Ian Bowrem was found to have benefited by £3,334,675 from crime. The £1,111,294 he has been ordered to pay are his available assets.
Judge Philip Statman ordered at Maidstone Crown Court on Monday that there would be a five-year jail sentence in default of payment within 28 days.
Of the amount confiscated, £996,230 will be paid in compensation to Loomis, previously Securitas.
Bowrem, of Ottery St Mary, Devon, was sentenced to three years nine months at the same court in November last year after admitting money laundering.
The cash, wrapped in Clingfilm, was seized from the boot of Bowrem's Mercedes on the M25 after he met another man in a pub car park on the A316 just outside Chertsey, Surrey, in June 2006.

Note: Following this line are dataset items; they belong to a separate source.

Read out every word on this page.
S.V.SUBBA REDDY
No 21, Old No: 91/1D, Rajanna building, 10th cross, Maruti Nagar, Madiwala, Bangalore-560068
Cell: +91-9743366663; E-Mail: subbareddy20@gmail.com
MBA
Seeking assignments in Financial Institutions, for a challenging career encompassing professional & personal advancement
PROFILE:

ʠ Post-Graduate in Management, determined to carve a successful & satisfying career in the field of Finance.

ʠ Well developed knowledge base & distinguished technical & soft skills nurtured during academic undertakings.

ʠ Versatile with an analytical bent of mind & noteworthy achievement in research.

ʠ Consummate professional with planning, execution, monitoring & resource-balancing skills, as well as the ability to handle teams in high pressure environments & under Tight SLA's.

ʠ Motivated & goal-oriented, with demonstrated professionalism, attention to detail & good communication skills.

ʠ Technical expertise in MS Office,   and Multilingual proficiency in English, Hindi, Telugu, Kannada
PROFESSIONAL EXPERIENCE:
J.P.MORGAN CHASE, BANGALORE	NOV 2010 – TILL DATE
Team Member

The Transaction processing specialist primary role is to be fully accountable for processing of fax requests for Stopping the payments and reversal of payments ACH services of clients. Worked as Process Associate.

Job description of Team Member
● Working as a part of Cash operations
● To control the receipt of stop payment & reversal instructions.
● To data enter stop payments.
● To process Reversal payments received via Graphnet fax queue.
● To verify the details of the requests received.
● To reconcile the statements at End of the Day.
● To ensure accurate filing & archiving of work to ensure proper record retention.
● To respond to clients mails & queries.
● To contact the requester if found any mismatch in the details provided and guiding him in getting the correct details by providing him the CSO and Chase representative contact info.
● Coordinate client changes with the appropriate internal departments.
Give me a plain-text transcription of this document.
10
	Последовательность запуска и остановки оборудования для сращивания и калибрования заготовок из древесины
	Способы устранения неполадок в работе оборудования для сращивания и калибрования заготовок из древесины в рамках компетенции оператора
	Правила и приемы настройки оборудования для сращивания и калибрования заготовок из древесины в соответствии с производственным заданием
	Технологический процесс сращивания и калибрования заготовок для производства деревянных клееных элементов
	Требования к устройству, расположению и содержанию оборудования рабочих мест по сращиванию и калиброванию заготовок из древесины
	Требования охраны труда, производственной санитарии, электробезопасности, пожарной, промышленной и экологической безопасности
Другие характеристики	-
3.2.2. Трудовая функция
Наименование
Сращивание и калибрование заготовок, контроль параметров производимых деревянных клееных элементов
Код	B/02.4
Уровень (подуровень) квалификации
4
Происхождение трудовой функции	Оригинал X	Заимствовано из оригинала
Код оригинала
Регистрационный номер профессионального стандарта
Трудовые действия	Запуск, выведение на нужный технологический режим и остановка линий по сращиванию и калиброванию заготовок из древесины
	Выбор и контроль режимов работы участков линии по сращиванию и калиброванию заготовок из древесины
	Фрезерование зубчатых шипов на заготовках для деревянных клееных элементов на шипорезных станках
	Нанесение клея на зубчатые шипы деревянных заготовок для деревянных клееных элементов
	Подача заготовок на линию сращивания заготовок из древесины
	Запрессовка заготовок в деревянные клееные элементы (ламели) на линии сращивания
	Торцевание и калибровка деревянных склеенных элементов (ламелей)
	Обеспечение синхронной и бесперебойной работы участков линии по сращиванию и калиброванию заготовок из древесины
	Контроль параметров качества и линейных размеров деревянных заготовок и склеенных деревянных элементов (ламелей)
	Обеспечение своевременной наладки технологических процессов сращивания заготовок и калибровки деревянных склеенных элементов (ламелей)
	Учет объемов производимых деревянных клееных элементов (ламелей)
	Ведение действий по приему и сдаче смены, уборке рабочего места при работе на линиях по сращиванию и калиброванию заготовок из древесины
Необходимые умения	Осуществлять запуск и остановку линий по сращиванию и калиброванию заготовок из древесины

Sentencing Bowrem, 47, Judge Statman said: "It is not every day of the week that car boots have a content of this kind found in them.2
Some of the money, he said, was found to be linked "to the infamous security depot robbery" in February 2006.
The judge heard that Bowrem did not know some of the money came from the terrifying Securitas heist.
Detective Inspector Mark Fairhurst, of the joint Kent and Essex Serious Crime Directorate, said: "Linking this case to the Tonbridge robbery was complex. Our investigators travelled to Spain, Switzerland and Dubai.
"We do not stop at the conviction of offenders. We want to ensure that criminals do not profit from the proceeds of their crimes.
"We will, wherever possible, always seek to recover money or assets through the Proceeds of Crime Act. Today's order is another step for Loomis in reducing their losses from the robbery."